MEDICAL
ALTERNATIVES TO ORAL BROMOCRIPTINE IN HYPERPROLACTINEMIA
Oral bromocriptine
in the treatment of hyperprolactinemia is plagued with the side
effects of nausea and vomiting which are quite troublesome, and
sometimes responsible for patient non-compliance. Hence alternatives
have been adopted so as to ensure adequate medical treatment in
a case of hyperprolactinemia. These are administering bromocriptine
as a depot preparation or vaginally, and use of other dopamine
agonists.
Injectable
bromocriptine
This is given as a singly monthly injection of 50 mg. It is as
effective as oral bromocriptine and, with similar but milder and
transient side effects. However it ensures patient compliance.
It is marketed as long acting repetitive (LAR) bromocriptine.
Maximum dose is 100 mg/month.
Vaginal
route
At BACC this forms the first line of therapy with bromocriptine,
for the simple reason that it is better tolerated due to the absence
of gastrointestinal side effects. It is as effective as the oral
route. The dose is 2.5 - 5 mg twice daily i.e. the tablet is inserted
into the vagina.
Other dopamine agonists
These are used for patients who do not tolerate bromocriptine
or are resistant to it. The drugs decrease prolactin levels by
binding more effectively with dopamine D2 receptors. They include
cabergoline, pergolide, quinagolide and hydergine. They have long
half-life's.
Cabergoline
Cabergoline has a high affinity and specificity for the dopamine
D2 receptor. It is long acting, potent and lowers prolactin levels
rapidly. Studies have shown that after a single dose, low levels
of prolactin were evident at the end of 14 days in patients with
hyperprolactinemia and 21 days in puerperal women.

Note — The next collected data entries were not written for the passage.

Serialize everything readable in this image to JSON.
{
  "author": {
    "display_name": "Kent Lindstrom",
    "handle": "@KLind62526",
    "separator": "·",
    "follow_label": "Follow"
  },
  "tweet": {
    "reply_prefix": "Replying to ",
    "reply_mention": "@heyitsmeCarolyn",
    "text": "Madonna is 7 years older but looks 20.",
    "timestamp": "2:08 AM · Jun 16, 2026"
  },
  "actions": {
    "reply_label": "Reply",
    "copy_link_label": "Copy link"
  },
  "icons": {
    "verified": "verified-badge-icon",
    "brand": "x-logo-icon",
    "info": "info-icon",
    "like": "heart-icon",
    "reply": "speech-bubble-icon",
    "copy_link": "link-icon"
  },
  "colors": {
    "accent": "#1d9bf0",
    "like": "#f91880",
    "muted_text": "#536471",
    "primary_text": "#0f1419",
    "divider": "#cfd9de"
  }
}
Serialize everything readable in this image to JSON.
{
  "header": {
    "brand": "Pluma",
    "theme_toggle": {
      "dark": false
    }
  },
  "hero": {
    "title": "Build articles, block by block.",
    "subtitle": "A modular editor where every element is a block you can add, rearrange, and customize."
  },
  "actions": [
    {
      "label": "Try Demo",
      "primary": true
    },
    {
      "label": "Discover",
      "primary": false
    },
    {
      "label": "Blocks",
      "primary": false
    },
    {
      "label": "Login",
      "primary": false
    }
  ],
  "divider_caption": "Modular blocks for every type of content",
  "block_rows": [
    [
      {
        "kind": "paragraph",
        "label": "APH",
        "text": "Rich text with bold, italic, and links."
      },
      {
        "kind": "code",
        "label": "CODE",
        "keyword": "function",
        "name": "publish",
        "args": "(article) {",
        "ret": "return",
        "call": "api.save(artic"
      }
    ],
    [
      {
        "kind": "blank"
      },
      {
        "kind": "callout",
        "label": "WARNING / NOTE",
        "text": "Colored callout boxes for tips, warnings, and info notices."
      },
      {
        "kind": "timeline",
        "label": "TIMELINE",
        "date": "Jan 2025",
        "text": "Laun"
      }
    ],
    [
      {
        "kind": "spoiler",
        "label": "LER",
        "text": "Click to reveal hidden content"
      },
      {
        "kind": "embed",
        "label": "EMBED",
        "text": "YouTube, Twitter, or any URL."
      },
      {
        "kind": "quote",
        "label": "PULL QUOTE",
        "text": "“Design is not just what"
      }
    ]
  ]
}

Superiority over bromocriptine was established through the following
data.
The starting
dose is 0.5 mg/week. It is increased at monthly intervals in increments
of 0.5 mg/week. The optimal therapeutic dose is usually 1 mg weekly;
range is 0.25 - 2 mg weekly. A maximum of 4.5 mg weekly has been
used. Serum prolactin levels are monitored monthly. Once prolactin
secretion is adequately controlled, the dose of cabergoline could
often be significantly decreased, with reductions in cost to the
patient.
However the
teratogenecity of cabergoline needs to be kept in mind. Although
not extensively studied in humans, one study showed the presence
of congenital abnormalities in 10 out of 199 cabergoline-associated
pregnancies. Although these abnormalities did not fall into a
set pattern, it means that cabergoline cannot be considered as
a first choice in infertility cases. Cabergoline has its use in
the prevention of puerperal lactation. A single dose of cabergoline
1.0mg is effective. Data suggest cabergoline 0.25mg twice daily
for 2 days also to be effective in suppressing established puerperal
lactation. The incidence of rebound lactation in the third postpartum
week was far less compared to bromocriptine. It also mitigates
the increased risk of serious thromboembolic events associated
with bromocriptine.
Cabergoline is marketed in 40 countries.
Pergolide
This is a synthetic ergolide where the peptide side chain of bromocriptine
is absent. It is given orally. The initial dose is 25 mcg once
daily and then increased slowly after 3 days to 50 mcg, in the
absence of adverse effects. The daily maximum dose should not
exceed 500 mcg. It is as effective as bromocriptine. Side effects
include nausea, vasodilatation and flu like syndrome.
Quinagolide
This is not an ergot derivative. The dose ranges from 50 mcg -
75 mcg per day. Nausea is the most common side effect.
Hydergine
The dose is 6 - 12 mg per day in divided doses. It reduces prolactin
levels but only if the levels are less than 100 ng/ml. It is well
tolerated and no side effects have been reported.